0.4 functionality
- Independent left-right (or L-R) remote capture from a set of supported cameras
- L-R page ordering and rotation correction
- L-R image stitching and binarization (same process?)
- thumbnail generation
- single image delete and reorder
- output to type 1 image PDF
Testing genpdf
Using Aug 2, 2011 tip functionality
Observations:
- automatic deskew correction if conditions are right
- not sure what conditions need to exist for deskew to occur
- does not happen with images -> possibly related to detected page geometry?
- type 2 and 3 pdf generation functional. Quality of detected text not completely accurate (this is expected?).
- binary version stored in Book Store
- given a set of images that are handwritten with some colour (example), Type 2 PDF comes out greyscale with no selectable text (example).
- given a set of images that are strictly colour images produce a Type 1 PDF:
- decapod-genpdfEXP.py produces an empty PDF.
- decapod-genpdf.py produces a greyscale PDF .
- content of output PDFs are fit to A4 by default.
- For type 3 PDF, genpdf automatically reverts to type 2 if character segmentation fails.
- For type 1 PDF, binary and paragraph map generation, and line segmentation are always performed.
- Consequence is that images with no detectable text are subjected to long processing.
- Some PDF metadata generated - i.e. PDF author is "DECAPOD GenPDF", Producer is "ReportLab http://www.reportlab.com"
Future Improvements & Questions
- Colour output option: binary, greyscale, and colour.
- Straight Image PDF generation option (no segmentation requested).
- Option to disable page & text segmentation.
- PDF metadata options (user can specify their own metadata).
- Ability to disable auto-deskew (so auto-deskew can happen earlier in the pipeline and not have to attempt deskew twice).

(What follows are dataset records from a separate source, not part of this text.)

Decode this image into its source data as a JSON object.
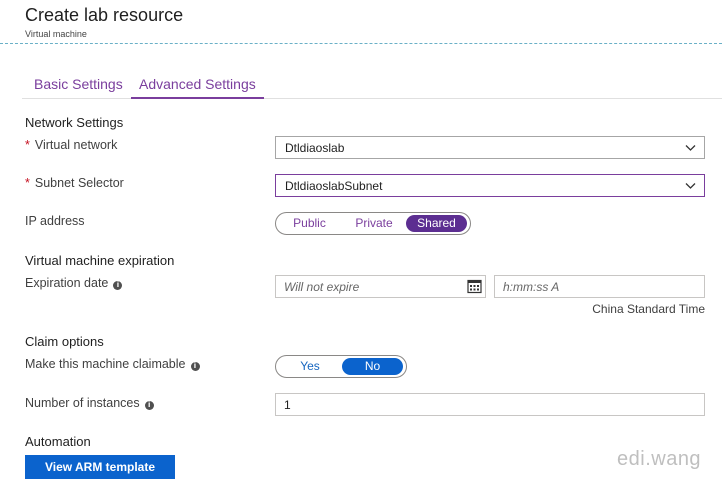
{
  "header": {
    "title": "Create lab resource",
    "subtitle": "Virtual machine"
  },
  "tabs": [
    {
      "label": "Basic Settings",
      "active": false
    },
    {
      "label": "Advanced Settings",
      "active": true
    }
  ],
  "network": {
    "section": "Network Settings",
    "virtual_network": {
      "label": "Virtual network",
      "value": "Dtldiaoslab"
    },
    "subnet": {
      "label": "Subnet Selector",
      "value": "DtldiaoslabSubnet"
    },
    "ip": {
      "label": "IP address",
      "options": [
        "Public",
        "Private",
        "Shared"
      ],
      "selected": "Shared"
    }
  },
  "expiration": {
    "section": "Virtual machine expiration",
    "label": "Expiration date",
    "date_placeholder": "Will not expire",
    "time_placeholder": "h:mm:ss A",
    "timezone": "China Standard Time"
  },
  "claim": {
    "section": "Claim options",
    "label": "Make this machine claimable",
    "options": [
      "Yes",
      "No"
    ],
    "selected": "No"
  },
  "instances": {
    "label": "Number of instances",
    "value": "1"
  },
  "automation": {
    "section": "Automation",
    "button": "View ARM template"
  },
  "watermark": "edi.wang",
  "colors": {
    "accent_purple": "#7a3e9d",
    "selected_purple": "#5c2e91",
    "button_blue": "#0b63cd",
    "required_red": "#c50f1f"
  },
  "icons": [
    "chevron-down-icon",
    "info-icon",
    "calendar-icon"
  ]
}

- Does upgrading from Ocropus 0.4.4 improve text results? What work will we need to do to support a newer version of ocropus?
- Is there a fail-quick method of detecting text on a page?
Example Test: Type 2 PDF Test - "Computer Generated 600DPI document"
- Running: Tip version of Decapod with Ocropus 0.4.4
- Command run: decapod-genpdfEXP.py
- using first 10 images of the Nuforc computer generated document.
- Generated PDF
- Virtual machine spec: Intel 2.8GHz quad-core, 2GB RAM
- PDF Generation took 10s.
- Whole process took 372s.
Example Test: Type 3 PDF Test - "Computer Generated 600DPI document"
- Running: Tip version of Decapod with Ocropus 0.4.4
- Command run: decapod-genpdfEXP.py
- using first 10 images of the Nuforc computer generated document.
- Generated PDF
- Virtual machine spec: Intel 2.8GHz quad-core, 2GB RAM
- PDF Generation took 25s.
- Whole process took 1097s.
Still to do
More testing of:
- text detection / recognitionFont generation (type 3 PDF)
- type 2 generation
- determining the ideal quality of input image to get best results from genpdf.
- changing character model may improve results?
General workflow
- Acquire images: remote capture, or file import.
- Page management and QA
- Output files
1. Acquire images
Remote Capture
- 3 modes of remote capture: structured light, stereo, and L-R.
- Each mode has its own calibration scheme.
- Each 3D capture mode has its own dewarp scheme.
Import from file system
- Reasonable assumptions?
- Files numbered in sequence.
- Questions
- What if images are different resolutions? Unpredictable segmentation results.
- What if pages are inconsistent sizes? Unpredictable segmentation results.
- What if images contain a mix of page spreads and single pages? Okay if resolution and page sizes are consistent.
2. Page Management
- During page management, present thumbnails and images as it would be on output to file.
Image with text case:
- automatically deskew image
- automatically binarize image? display images/thumbnails in binary? or we keep it colour and save any colour processing as part of an export "preview"?
Image with no recognizable text case:
- manual deskew correction for image
Global functions
- automatically 3D dewarp pages if necessary
- Crop image(s)
- Delete image(s)
- Reorder image(s)
3. Output Files
- choose colour depth of output: binary or colour (original)
- choose pdf format: image, overlaid, or scalable.
- Any way to fail quickly at page segementation? - this way Decapod can switch to image PDF output if it doesn't detect text.